Langsung ke konten utama

Kursi Goyang Bapak

Woks
Kicau burung begitu merdu pagi ini. Harmoni gesekan bambu mewarnai pagi yang hangat. Di pekarangan rumah tetangga sedang menjemur pakaian anak-anaknya. Sarung yang usang dan mukena yang kusut menghiasi pagar yang dijadikan jemuran. Suasana itulah yang menemaniku minum teh hangat sambil bersandar di kursi tua.

Ku kabarkan bahwa dulu bapak sering duduk di sini. Sambil menunggu pedagang getuk lindri kesukaanya. Tak lupa lagu campursari mewarnai pagi yang singkat itu. Bapak begitu akrab dengan siapapun. Termasuk kepada tetangga non muslim yang hampir setiap pagi memutar lagu-lagu rohani. Yang kadang mencaplok suara lagu campursari kesukaan bapak. Tapi beliau tidak bergeming. Santai dan semangat adalah motto hidupnya. Jadi jika ada tetangga yang dirasa kurang, beliau cenderung memberikan kebebasanya. Biarkan saja, wong dia juga punya hak. Sesantai itu bapak menanggapi permasalahan.

Bapak itu orangnya sederhana. Beliau selalu tenang jika dihadapkan dengan sebuah masalah. Bapak sangat paham bahwa konsekuensi orang hidup ya harus berhadapan dengan masalah. Jadi ya tinggal jalani saja, begitu bapak mengajariku. Pesan sederhana itu selalu ku ingat. Tapi hidup selalu tak mulus seperti dalam alam pikiran. Selalu saja ada ranjau yang menunggu ledakan di depan.

Suatu saat, di mana adik kami lahir. Ibu begitu kecewa. Beliau menangis sejadi-jadinya. Seperti tak percaya. Bahkan ibu seperti meronta kepada Tuhan mengapa takdir itu menimpanya. Saat aku lahir riang gembira penuh syukur menyelimuti kabut wajah ibu. Tapi saat adik ku lahir semua seperti tak berdaya. Akan tetapi tidak buat bapak. Beliau begitu tenang, walau air mata pun hadir mengalir, berlinang melewati pipi.

Ya, adik ku terlahir dengan ketidaksempurnaan. Sosok anak perempuan yang diidam-idamkan sejak lama oleh ibu terlahir dalam keadaan cacat. Ia tak memiliki satu tangan dan kaki agak sedikit bengkok. Entah apa yang merasuki ibu. biasanya beliau begitu menerima apa adanya.

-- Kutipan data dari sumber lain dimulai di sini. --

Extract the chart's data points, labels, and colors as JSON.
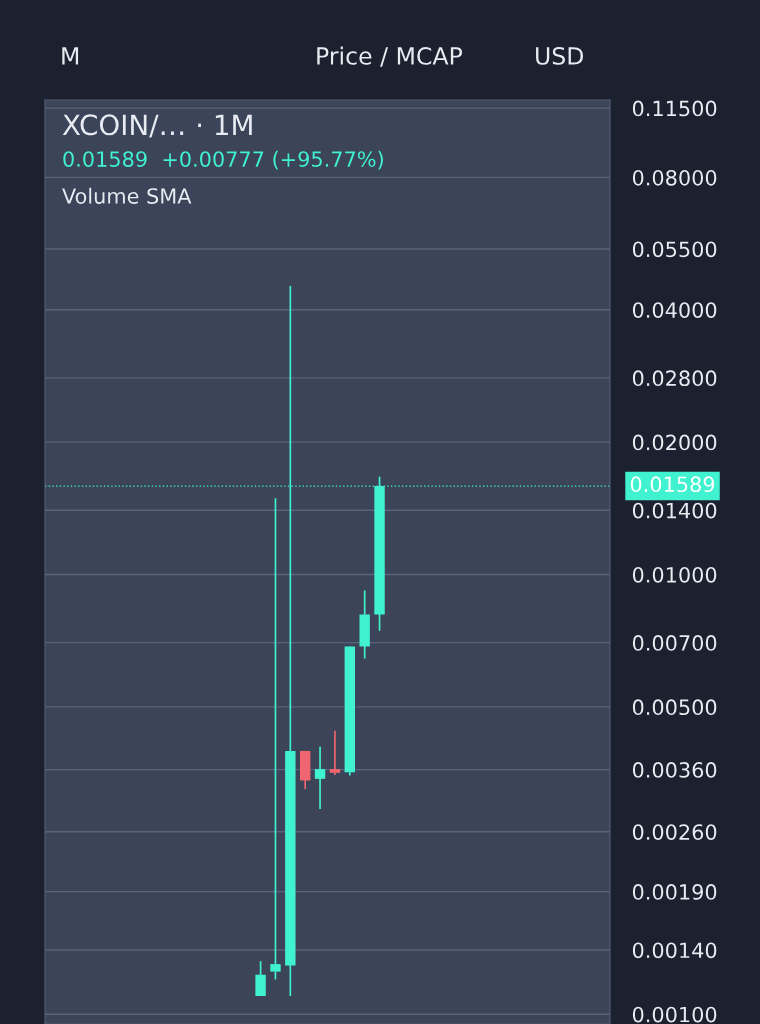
{
  "chart_data": {
    "type": "candlestick",
    "title": "XCOIN/… · 1M",
    "subtitle": "0.01589  +0.00777 (+95.77%)",
    "annotations": [
      "Volume SMA",
      "M",
      "Price / MCAP",
      "USD"
    ],
    "categories": [
      null,
      null,
      null,
      null,
      null,
      null,
      null,
      null,
      null,
      null,
      null,
      null,
      null,
      null,
      null,
      null,
      null,
      null,
      null,
      null,
      null,
      null,
      null,
      null,
      null,
      null,
      null,
      null,
      null,
      null,
      null,
      null,
      null,
      null,
      null,
      null,
      null,
      null
    ],
    "ohlc": [
      null,
      null,
      null,
      null,
      null,
      null,
      null,
      null,
      null,
      null,
      null,
      null,
      null,
      null,
      [
        0.0011,
        0.00132,
        0.0011,
        0.00123
      ],
      [
        0.00125,
        0.0149,
        0.0012,
        0.0013
      ],
      [
        0.00129,
        0.0453,
        0.0011,
        0.00397
      ],
      [
        0.00397,
        0.00397,
        0.00325,
        0.0034
      ],
      [
        0.00343,
        0.00406,
        0.00293,
        0.00361
      ],
      [
        0.00361,
        0.00441,
        0.0035,
        0.00354
      ],
      [
        0.00355,
        0.00686,
        0.00349,
        0.00686
      ],
      [
        0.00686,
        0.0092,
        0.00644,
        0.00811
      ],
      [
        0.00811,
        0.0167,
        0.00745,
        0.01589
      ],
      null,
      null,
      null,
      null,
      null,
      null,
      null,
      null,
      null,
      null,
      null,
      null,
      null,
      null,
      null
    ],
    "colors": [
      null,
      null,
      null,
      null,
      null,
      null,
      null,
      null,
      null,
      null,
      null,
      null,
      null,
      null,
      "#40f2cf",
      "#40f2cf",
      "#40f2cf",
      "#f0656f",
      "#40f2cf",
      "#f0656f",
      "#40f2cf",
      "#40f2cf",
      "#40f2cf",
      null,
      null,
      null,
      null,
      null,
      null,
      null,
      null,
      null,
      null,
      null,
      null,
      null,
      null,
      null
    ],
    "log": true,
    "ylim": [
      0.00095,
      0.12
    ],
    "yticks": [
      {
        "value": 0.001,
        "label": "0.00100"
      },
      {
        "value": 0.0014,
        "label": "0.00140"
      },
      {
        "value": 0.0019,
        "label": "0.00190"
      },
      {
        "value": 0.0026,
        "label": "0.00260"
      },
      {
        "value": 0.0036,
        "label": "0.00360"
      },
      {
        "value": 0.005,
        "label": "0.00500"
      },
      {
        "value": 0.007,
        "label": "0.00700"
      },
      {
        "value": 0.01,
        "label": "0.01000"
      },
      {
        "value": 0.014,
        "label": "0.01400"
      },
      {
        "value": 0.02,
        "label": "0.02000"
      },
      {
        "value": 0.028,
        "label": "0.02800"
      },
      {
        "value": 0.04,
        "label": "0.04000"
      },
      {
        "value": 0.055,
        "label": "0.05500"
      },
      {
        "value": 0.08,
        "label": "0.08000"
      },
      {
        "value": 0.115,
        "label": "0.11500"
      }
    ],
    "ref_lines": [
      {
        "axis": "y",
        "value": 0.01589,
        "label": "0.01589",
        "color": "#40f2cf",
        "line_style": "dotted"
      }
    ],
    "grid": "y",
    "tick_labels": "y"
  }
}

Atau mungkin ini efek terlalu lama dalam sebuah penantian. Mungkin Juga karena khawatir dengan tetangga yang selalu usil dengan desas-desusnya 

Ibu begitu marah pada bapak. Beliau seperti tidak terima. Ini semua ulah bapak. Semua kesalahan terlimpahkan pada bapak. Penghakiman dari mana-mana terlontar kepada bapak. Segala macam umpatan juga melayang kepada bapak. Entah mengapa hal itu bisa terjadi. Ibu mencoba tak ingin berkomunikasi dengan bapak. Kini kehadiran bapak adalah hal yang tidak diinginkan oleh ibu.

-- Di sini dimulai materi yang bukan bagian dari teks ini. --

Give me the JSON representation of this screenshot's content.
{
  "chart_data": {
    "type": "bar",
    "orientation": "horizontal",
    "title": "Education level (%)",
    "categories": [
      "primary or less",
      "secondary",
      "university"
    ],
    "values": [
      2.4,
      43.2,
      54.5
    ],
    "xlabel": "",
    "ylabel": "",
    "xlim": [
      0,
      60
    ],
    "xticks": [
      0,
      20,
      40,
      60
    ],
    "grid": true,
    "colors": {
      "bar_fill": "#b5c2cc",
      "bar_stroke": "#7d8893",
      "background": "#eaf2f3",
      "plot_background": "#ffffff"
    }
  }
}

Perasaan ibu seperti terpenjara dalam jeruji besi. Beliau begitu terpukul dan malu dengan kehadiran anak keduanya itu. Sosok yang tidak diinginkan. Sebab berharap anak perempuan yang cantik justru malah sebaliknya.

"Sabar bu kita harus menerima atas ujian ini", kata bapak. Mencoba menenangkan.

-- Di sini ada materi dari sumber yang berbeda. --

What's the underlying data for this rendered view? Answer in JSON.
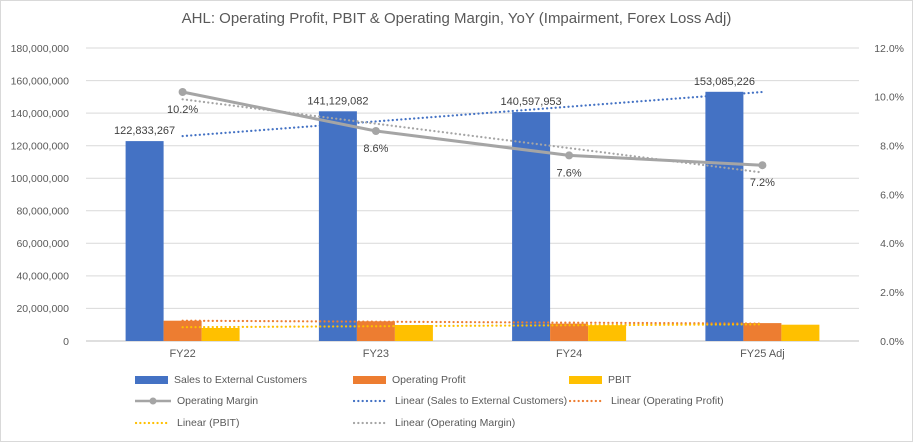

Ibu semakin memaki sambil berlinang air mata. "Bagaimana kita harus bersabar lagi padahal semua kesabaran menunggu anak ini telah berlangsung lama. Kamu tidak mengerti pak, akulah yang melahirkanya, bukan kamu".

Di balik jendela aku hanya terdiam. Melihat kedua orang tua ku sedang beradu, menyalahkan diri dari nasib dan takdir. Aku tak bisa berbuat apa-apa, kecuali sedikit terkontaminasi pikiran negatif. Aku khawatir kehadiran adik ku ini adalah awal dari perpecahan keluarga.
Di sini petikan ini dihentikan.